March 29, 2016 report
Fog on Titan detected by Huygens lander
Titan, the largest moon of Saturn, with its thick, dense atmosphere, is of special interest for scientists studying atmospheric features on other worlds. While the presence of fog on Titan was revealed in 2009 thanks to data provided by NASA/ESA Cassini spacecraft, a new study shows that this phenomenon is also visible from ground observations conducted by the ESA Huygens lander. A paper describing the new findings appeared online on Mar. 14 in the arXiv repository.
Huygens was released by the Cassini spacecraft and landed on Titan on January 14, 2005. It gathered crucial scientific data while descending through the nitrogen-dominated atmosphere for 2.5 hours and transmitted a signal for about 70 minutes after touchdown before contact was lost. It provided a variety of in situ measurements that are to this day bringing new insights on this curious planet-like moon.
One of the new findings was derived from the data collected by Huygens' Side Looking Imager (SLI). A team of researchers from York University in Toronto, Canada, led by Christina Smith, has found that methane fog is also visible from the surface of Titan.
"The process of detecting this fog was, we took the Huygens Side Looking Imager data from data archives, restricting the images to those taken after landing," Smith told Phys.org.
To detect the feature, a total of 82 SLI images were calibrated, processed and examined. The team calibrated this subset of images and processed them using a variety of techniques. The technique that revealed these features most clearly was with mean frame subtraction. According to the scientists, the calibrated images show a smooth vertical radiance gradient across the images, with no other discernible features.
"We made an average frame from the whole data subset and subtracted that average frame from each individual frame, highlighting changes from the average frame. It was in six of these mean frame subtracted images that we found linear features," Smith revealed.
They evaluated possible origins and determined that these features most likely originate from the presence of a fog bank close to the horizon that rises and falls during the period of observation.
"Clouds were considered, but no consistent movement across the frame was detected, so this is unlikely. A superior mirage was considered, but there was no temperature inversion detected on descent, so again, this is considered unlikely. We considered a background rise, but due to several considerations our most likely explanation—in our opinions—is that this feature is due to a fog bank rising and falling," Smith noted.
A fog bank also explains the difference between the predicted sky radiance in the non-mean frame subtracted images: The observed radiance of the sky decreases more than the predicted radiance. "Therefore, for the aforementioned reasons, the presence of a fog bank that rises and falls over the course of the observing period is considered the most likely explanation for the observed feature," the paper reads.
Titan harbors a thick atmosphere composed primarily of nitrogen (over 90 percent), followed by methane and smaller fractions of other components. Methane clouds have been detected from both terrestrial telescope observations and satellite observations at a variety of altitudes. It has been hypothesized that methane cycling, similar to the Earth's hydrological-cycling, occurs on Titan. Smith emphasized that new findings from Huygens' SLI show that even "older" data can offer new insights on Titan's atmosphere.

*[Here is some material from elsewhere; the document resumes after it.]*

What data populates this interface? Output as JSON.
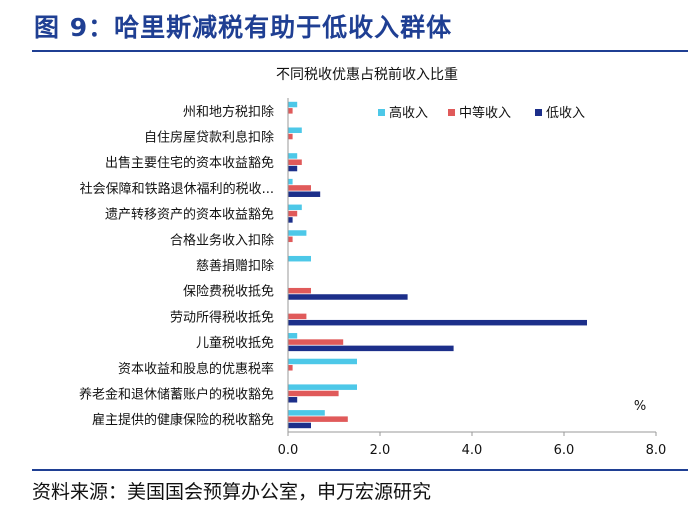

"It's impossible to say what can be learned in the future," she concluded.
Titan, with its thick, nitrogen-dominated atmosphere, has been seen from satellite and terrestrial observations to harbour methane clouds. To investigate whether atmospheric features such as clouds could also be visible from the surface of Titan, data taken with the Side Looking Imager (SLI) on-board the Huygens probe after landing have been analysed to identify any potential atmospheric features. In total, 82 SLI images were calibrated, processed and examined for features. The calibrated images show a smooth vertical radiance gradient across the images, with no other discernible features. After mean-frame subtraction, six images contained an extended, horizontal feature that had a radiance value that lay outside the 95% confidence limit of the predicted radiance when compared to regions higher and lower in the images. The change in optical depth of these features were found to be between 0.005 and 0.014. It is considered that these features most likely originate from the presence of a fog bank close to the horizon that rises and falls during the period of observation.